Abstract

It was recently found that the electric local-field effect (LFE) can lead to a strong coupling of atomic Bose-Einstein condensates (BECs) to off-resonant optical fields. We demonstrate that the magnetic LFE gives rise to a previously unexplored mechanism for coupling a (pseudo-) spinor BEC or fermion gas to microwaves (MWs). We present a theory for the magnetic LFE and find that it gives rise to a short-range attractive interaction between two components of the (pseudo) spinor, and a long-range interaction between them. The latter interaction, resulting from deformation of the magnetic field, is locally repulsive but globally attractive, in sharp contrast with its counterpart for the optical LFE, produced by phase modulation of the electric field.
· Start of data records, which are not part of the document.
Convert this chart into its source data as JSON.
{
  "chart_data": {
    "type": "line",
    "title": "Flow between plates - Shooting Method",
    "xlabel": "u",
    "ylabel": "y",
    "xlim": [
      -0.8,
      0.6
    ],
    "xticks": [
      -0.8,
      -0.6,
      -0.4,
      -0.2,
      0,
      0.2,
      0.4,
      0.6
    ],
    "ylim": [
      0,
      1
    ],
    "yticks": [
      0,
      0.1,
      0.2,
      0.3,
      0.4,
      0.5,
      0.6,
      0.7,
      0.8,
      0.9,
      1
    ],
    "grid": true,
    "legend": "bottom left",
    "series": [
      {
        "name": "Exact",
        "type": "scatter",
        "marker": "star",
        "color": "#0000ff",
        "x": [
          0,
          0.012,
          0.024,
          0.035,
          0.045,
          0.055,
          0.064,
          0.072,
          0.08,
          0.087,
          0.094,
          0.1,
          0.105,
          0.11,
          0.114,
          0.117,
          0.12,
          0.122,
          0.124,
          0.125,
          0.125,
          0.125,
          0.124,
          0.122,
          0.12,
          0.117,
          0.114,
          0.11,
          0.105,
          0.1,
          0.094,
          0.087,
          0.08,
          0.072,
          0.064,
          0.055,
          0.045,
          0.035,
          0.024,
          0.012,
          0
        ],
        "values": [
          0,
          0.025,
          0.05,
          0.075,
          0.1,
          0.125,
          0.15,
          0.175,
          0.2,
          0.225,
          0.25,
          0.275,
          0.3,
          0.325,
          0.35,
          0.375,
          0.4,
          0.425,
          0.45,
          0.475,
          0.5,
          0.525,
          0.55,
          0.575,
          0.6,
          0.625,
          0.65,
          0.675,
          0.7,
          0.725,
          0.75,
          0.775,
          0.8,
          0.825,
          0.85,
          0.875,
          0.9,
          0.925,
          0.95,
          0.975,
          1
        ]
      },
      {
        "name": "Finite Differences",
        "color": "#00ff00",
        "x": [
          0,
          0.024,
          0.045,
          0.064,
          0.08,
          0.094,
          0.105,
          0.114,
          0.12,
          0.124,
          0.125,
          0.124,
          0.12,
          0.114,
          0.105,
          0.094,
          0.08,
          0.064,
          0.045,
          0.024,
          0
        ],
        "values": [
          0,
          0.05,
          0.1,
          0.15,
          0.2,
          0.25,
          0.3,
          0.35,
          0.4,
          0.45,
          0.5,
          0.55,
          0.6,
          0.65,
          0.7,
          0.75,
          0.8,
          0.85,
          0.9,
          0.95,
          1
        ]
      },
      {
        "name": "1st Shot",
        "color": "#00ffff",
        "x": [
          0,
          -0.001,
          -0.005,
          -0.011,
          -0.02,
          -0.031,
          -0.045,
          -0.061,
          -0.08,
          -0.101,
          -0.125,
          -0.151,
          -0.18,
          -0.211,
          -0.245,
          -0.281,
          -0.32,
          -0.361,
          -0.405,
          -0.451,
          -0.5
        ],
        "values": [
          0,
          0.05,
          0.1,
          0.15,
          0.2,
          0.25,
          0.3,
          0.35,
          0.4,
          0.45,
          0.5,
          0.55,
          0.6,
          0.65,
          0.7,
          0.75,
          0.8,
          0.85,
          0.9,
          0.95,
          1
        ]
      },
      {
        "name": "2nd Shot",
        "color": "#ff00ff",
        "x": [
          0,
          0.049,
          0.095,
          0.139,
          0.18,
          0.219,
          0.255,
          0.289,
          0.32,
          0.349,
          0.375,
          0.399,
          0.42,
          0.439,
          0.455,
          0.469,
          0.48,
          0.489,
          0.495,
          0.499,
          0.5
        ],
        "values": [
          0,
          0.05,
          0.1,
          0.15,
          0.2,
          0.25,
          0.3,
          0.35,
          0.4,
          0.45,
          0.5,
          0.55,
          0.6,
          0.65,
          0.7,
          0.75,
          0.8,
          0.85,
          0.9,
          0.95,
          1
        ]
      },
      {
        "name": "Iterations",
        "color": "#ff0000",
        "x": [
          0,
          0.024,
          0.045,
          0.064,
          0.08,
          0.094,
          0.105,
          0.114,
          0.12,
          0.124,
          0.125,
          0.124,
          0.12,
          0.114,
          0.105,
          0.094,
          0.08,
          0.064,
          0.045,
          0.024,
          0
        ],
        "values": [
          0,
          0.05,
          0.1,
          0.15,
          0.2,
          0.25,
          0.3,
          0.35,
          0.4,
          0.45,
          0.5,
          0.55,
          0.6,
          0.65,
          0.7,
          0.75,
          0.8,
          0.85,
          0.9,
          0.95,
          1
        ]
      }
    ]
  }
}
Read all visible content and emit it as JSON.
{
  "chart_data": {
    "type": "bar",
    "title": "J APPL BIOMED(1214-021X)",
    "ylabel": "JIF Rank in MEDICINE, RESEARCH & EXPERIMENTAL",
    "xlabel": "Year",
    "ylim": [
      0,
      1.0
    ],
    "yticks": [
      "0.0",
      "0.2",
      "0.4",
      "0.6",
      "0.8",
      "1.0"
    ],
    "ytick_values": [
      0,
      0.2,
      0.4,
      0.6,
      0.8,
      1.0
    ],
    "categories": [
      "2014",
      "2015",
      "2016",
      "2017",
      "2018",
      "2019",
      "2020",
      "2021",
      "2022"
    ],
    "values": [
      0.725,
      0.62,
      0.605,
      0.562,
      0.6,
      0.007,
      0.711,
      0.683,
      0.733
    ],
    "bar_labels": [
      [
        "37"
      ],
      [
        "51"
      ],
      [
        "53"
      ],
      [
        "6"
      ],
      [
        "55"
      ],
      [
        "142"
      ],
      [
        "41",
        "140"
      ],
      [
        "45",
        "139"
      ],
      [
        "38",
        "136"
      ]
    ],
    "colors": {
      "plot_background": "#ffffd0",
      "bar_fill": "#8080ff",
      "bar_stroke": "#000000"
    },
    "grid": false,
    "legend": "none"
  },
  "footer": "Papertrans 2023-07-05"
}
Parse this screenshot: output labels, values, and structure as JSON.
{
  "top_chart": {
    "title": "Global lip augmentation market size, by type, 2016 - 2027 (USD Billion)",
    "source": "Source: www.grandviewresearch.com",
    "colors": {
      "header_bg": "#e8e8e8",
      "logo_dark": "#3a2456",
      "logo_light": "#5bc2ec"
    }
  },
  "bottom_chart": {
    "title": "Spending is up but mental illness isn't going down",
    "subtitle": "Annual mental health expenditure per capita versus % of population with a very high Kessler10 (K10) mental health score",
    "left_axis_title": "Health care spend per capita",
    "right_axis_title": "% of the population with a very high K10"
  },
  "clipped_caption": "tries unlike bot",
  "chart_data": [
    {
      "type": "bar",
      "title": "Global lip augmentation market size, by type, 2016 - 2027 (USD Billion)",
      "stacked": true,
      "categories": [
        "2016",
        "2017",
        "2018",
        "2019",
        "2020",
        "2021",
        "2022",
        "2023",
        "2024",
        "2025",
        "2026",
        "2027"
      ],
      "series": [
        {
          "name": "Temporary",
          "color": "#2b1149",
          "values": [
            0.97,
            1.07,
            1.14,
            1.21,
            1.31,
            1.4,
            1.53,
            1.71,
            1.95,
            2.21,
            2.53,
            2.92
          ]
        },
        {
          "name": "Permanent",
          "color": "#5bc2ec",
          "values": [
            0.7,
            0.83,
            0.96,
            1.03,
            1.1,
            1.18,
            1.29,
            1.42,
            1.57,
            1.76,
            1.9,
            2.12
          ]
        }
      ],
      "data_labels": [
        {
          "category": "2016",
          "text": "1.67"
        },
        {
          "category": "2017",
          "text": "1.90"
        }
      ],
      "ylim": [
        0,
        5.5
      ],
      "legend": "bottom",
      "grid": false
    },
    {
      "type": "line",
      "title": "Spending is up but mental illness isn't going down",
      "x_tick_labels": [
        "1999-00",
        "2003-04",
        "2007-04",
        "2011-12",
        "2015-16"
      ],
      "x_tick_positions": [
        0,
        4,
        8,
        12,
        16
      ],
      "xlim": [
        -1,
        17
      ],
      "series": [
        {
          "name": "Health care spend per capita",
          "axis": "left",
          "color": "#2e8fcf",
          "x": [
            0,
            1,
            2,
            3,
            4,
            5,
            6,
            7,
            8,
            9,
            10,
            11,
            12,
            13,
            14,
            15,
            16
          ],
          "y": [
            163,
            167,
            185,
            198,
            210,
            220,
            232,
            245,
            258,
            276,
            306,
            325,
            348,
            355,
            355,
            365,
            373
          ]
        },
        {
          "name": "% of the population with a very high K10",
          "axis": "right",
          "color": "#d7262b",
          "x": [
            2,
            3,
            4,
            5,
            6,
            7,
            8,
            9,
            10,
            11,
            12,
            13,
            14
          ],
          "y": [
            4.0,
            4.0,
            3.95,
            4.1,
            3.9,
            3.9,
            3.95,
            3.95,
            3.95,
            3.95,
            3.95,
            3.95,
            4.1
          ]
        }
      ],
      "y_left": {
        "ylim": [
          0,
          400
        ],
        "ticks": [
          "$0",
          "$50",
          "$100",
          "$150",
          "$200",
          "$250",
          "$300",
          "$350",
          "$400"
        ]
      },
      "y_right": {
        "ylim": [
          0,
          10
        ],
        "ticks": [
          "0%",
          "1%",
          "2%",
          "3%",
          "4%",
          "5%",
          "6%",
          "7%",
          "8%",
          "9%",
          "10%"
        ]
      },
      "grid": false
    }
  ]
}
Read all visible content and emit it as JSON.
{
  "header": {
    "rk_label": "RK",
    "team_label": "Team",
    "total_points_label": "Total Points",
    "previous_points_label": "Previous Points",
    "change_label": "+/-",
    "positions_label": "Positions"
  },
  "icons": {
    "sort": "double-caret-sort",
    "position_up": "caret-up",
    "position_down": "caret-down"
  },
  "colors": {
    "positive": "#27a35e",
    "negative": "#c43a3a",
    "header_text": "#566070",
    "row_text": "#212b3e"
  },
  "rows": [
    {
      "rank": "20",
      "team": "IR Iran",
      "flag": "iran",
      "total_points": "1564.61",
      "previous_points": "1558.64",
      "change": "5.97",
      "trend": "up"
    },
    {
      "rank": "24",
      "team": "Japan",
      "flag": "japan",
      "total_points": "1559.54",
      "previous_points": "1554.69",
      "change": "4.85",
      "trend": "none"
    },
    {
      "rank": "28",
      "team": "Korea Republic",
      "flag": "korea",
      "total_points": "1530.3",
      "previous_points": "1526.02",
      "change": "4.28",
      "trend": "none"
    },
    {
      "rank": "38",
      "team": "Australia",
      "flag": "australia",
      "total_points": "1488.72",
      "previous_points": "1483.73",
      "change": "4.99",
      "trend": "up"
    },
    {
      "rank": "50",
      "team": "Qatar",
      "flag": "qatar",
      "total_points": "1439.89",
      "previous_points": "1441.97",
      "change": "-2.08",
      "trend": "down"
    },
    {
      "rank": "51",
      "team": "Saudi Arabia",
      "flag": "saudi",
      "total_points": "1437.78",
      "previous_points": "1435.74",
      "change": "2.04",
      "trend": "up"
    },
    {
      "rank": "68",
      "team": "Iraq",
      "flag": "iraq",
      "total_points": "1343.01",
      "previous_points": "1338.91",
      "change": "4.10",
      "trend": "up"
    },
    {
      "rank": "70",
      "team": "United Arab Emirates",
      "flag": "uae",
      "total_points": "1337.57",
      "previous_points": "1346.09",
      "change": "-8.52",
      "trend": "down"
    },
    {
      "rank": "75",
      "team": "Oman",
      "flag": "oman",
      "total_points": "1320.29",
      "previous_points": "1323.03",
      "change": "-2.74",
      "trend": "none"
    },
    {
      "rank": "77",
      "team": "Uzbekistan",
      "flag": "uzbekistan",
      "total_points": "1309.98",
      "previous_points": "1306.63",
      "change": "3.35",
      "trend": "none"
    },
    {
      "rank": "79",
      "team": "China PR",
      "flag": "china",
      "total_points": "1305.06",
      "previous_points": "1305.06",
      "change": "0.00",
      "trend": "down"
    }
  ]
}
Our analytical results, confirmed by the numerical computations, show that the long-range interaction gives rise to modulational instability of the spatially uniform state, and it creates stable ground states in the form of hybrid matter-wave-microwave solitons (which seem like one-dimensional magnetic monopoles), with a size much smaller than the MW wavelength, even in the presence of arbitrarily strong contact intercomponent repulsion. The setting is somewhat similar to exciton-polaritonic condensates in semiconductor microcavities. The release of matter waves from the soliton may be used for the realization of an atom laser. The analysis also applies to molecular BECs with rotational states coupled by the electric MW field.